ISIS, or Islamic State, had released another video Tuesday threatening to kill Goto and Yukawa if Japan failed to pay $200 million within 72 hours, saying the amount corresponds to the financial aid pledged by Abe to countries affected by ISIS.

Japan is one of the members of the Group of Seven nations that oppose paying ransom. The United States has also advised Japan not to bow to the demands of ISIS.

U.S. President Barack Obama also condemned the apparent killing.

"The United States strongly condemns the brutal murder of Japanese citizen Haruna Yukawa by the terrorist group ISIL," he said in a statement. "Our condolences today are with the people of Japan for their terrible loss. We renew our call for the immediate release of Kenji Goto and all other remaining hostages. We stand shoulder to shoulder with our ally Japan and applaud its commitment to peace and development in a region far from its shores. We will work together to bring the perpetrators of these murders to justice and will continue to take decisive action to degrade and ultimately defeat ISIL."

British Prime Minister David Cameron also issued a statement.

"The reported brutal murder of Haruna Yukawa and the further threats made by ISIS are yet another reminder of the murderous barbarity of these terrorists," Cameron said. "Britain stands in solidarity with the Japanese people at this difficult time and we will continue to offer the Japanese government all possible assistance."

Goto's mother, Junko Ishido, said Friday that Goto went to Syria only to rescue his friend, Yukawa.

"I am filled with disappointment, that it has finally come to this," Yukawa's father, Shoichi, told public broadcaster NHK. "I feel pained, that he (Goto) risked his life out of concern (for my son) and ended up being captured. I hope he can be released as soon as possible, and return to Japan to continue his activities."

Goto's mother said, "Of course, first of all, I wish it weren't true, that it's some mistake. I'm a mother so it's unbearable. What I want to tell Islamic State is that Kenji's ideal is world peace."

Goto said in a video in October near the Turkish-Syrian border that he was determined to cover what was happening in the region. "It is my responsibility if something happens," he said. "Syrian people suffering three years and a half.
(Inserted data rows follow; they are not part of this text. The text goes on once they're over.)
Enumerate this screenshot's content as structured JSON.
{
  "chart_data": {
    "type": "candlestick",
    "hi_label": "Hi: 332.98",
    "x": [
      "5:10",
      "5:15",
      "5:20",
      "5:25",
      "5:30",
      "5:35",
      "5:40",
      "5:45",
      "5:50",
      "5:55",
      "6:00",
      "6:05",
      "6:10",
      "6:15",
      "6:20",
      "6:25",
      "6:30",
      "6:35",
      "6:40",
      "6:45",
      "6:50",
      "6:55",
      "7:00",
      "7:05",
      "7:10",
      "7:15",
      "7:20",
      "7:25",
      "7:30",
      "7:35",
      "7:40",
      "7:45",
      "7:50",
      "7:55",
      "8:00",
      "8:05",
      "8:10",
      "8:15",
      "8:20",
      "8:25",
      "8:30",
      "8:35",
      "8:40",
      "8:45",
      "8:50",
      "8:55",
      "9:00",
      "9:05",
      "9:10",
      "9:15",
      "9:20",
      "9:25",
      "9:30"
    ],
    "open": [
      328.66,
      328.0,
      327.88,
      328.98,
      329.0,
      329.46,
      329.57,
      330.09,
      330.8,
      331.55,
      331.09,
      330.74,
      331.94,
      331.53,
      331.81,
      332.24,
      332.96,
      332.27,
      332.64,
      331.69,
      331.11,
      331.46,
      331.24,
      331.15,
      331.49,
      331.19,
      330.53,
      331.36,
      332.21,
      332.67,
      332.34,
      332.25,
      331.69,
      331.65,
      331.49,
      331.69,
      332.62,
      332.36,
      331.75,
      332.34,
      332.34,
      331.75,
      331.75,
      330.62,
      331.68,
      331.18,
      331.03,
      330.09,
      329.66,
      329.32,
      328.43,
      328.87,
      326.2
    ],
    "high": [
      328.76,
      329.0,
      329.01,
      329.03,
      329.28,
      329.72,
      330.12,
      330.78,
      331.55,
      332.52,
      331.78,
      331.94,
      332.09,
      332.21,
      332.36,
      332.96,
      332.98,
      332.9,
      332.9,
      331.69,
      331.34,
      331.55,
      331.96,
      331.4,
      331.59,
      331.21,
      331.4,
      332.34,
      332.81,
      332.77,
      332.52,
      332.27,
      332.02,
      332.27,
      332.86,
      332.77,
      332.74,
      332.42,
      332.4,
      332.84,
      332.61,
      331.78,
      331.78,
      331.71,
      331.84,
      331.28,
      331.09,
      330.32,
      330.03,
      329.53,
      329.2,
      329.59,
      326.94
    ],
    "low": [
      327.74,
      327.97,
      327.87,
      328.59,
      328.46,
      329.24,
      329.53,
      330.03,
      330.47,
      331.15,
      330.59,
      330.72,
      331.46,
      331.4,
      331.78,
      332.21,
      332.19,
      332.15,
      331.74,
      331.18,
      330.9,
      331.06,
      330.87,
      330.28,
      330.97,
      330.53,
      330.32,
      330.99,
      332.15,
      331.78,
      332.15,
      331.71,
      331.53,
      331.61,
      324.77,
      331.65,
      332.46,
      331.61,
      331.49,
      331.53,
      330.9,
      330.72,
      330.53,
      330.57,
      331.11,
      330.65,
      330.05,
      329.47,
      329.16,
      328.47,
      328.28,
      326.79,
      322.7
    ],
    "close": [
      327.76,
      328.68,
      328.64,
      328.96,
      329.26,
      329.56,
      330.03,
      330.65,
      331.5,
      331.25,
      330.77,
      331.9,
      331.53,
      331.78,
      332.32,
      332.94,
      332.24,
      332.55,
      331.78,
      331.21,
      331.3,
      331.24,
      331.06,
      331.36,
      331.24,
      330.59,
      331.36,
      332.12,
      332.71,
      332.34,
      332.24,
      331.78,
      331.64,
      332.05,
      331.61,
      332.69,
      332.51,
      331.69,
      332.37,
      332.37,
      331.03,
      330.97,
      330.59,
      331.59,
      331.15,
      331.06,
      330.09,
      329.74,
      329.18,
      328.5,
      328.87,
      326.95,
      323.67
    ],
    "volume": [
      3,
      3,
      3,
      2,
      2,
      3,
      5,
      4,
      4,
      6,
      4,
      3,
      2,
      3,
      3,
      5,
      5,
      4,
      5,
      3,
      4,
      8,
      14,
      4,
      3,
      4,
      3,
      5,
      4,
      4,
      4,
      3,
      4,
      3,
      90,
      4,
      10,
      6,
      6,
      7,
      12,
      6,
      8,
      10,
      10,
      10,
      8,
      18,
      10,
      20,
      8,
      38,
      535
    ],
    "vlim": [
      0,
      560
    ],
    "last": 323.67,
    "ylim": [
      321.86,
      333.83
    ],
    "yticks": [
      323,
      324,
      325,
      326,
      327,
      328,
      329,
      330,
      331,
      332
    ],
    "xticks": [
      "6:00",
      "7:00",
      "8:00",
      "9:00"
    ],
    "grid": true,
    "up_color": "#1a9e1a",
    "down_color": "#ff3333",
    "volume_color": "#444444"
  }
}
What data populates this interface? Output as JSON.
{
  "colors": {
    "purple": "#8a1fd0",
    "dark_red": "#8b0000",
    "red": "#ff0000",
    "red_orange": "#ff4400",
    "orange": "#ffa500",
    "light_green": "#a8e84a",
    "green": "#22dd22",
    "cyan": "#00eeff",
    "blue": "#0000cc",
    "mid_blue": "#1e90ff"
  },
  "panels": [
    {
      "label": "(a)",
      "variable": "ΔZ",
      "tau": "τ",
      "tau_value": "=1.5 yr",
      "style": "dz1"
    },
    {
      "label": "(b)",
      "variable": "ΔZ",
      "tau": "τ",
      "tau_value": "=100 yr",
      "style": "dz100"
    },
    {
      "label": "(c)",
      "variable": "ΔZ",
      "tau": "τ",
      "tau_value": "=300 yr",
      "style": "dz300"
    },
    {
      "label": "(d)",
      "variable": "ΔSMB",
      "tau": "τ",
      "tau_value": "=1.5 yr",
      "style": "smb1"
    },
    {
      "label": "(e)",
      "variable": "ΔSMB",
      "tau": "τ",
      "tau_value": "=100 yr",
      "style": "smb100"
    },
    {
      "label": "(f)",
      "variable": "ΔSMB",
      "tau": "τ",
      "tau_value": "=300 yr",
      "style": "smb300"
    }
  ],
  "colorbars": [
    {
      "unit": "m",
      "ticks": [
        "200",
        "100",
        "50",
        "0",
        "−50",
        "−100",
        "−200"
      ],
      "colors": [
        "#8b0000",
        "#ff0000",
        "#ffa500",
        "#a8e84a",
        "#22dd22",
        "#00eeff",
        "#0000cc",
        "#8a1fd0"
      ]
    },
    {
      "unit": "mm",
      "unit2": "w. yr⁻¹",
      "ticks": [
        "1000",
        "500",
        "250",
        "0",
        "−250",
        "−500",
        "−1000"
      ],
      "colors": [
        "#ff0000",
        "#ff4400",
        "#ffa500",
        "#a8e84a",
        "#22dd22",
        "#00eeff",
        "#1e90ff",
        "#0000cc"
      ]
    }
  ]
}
It's enough. So I would like to get the story of what ISIS wants to do."

ISIS, an al-Qaeda offshoot which seeks to form an Islamic emirate in the Levant region through "jihad," has released videos showing the beheading of five Western hostages since August – of British hostages David Haines and Alan Henning, and U.S. citizens James Foley, Steven Sotloff and Abdul-Rahman Kassig. The Sunni group has gained control over large territories in Iraq and Syria.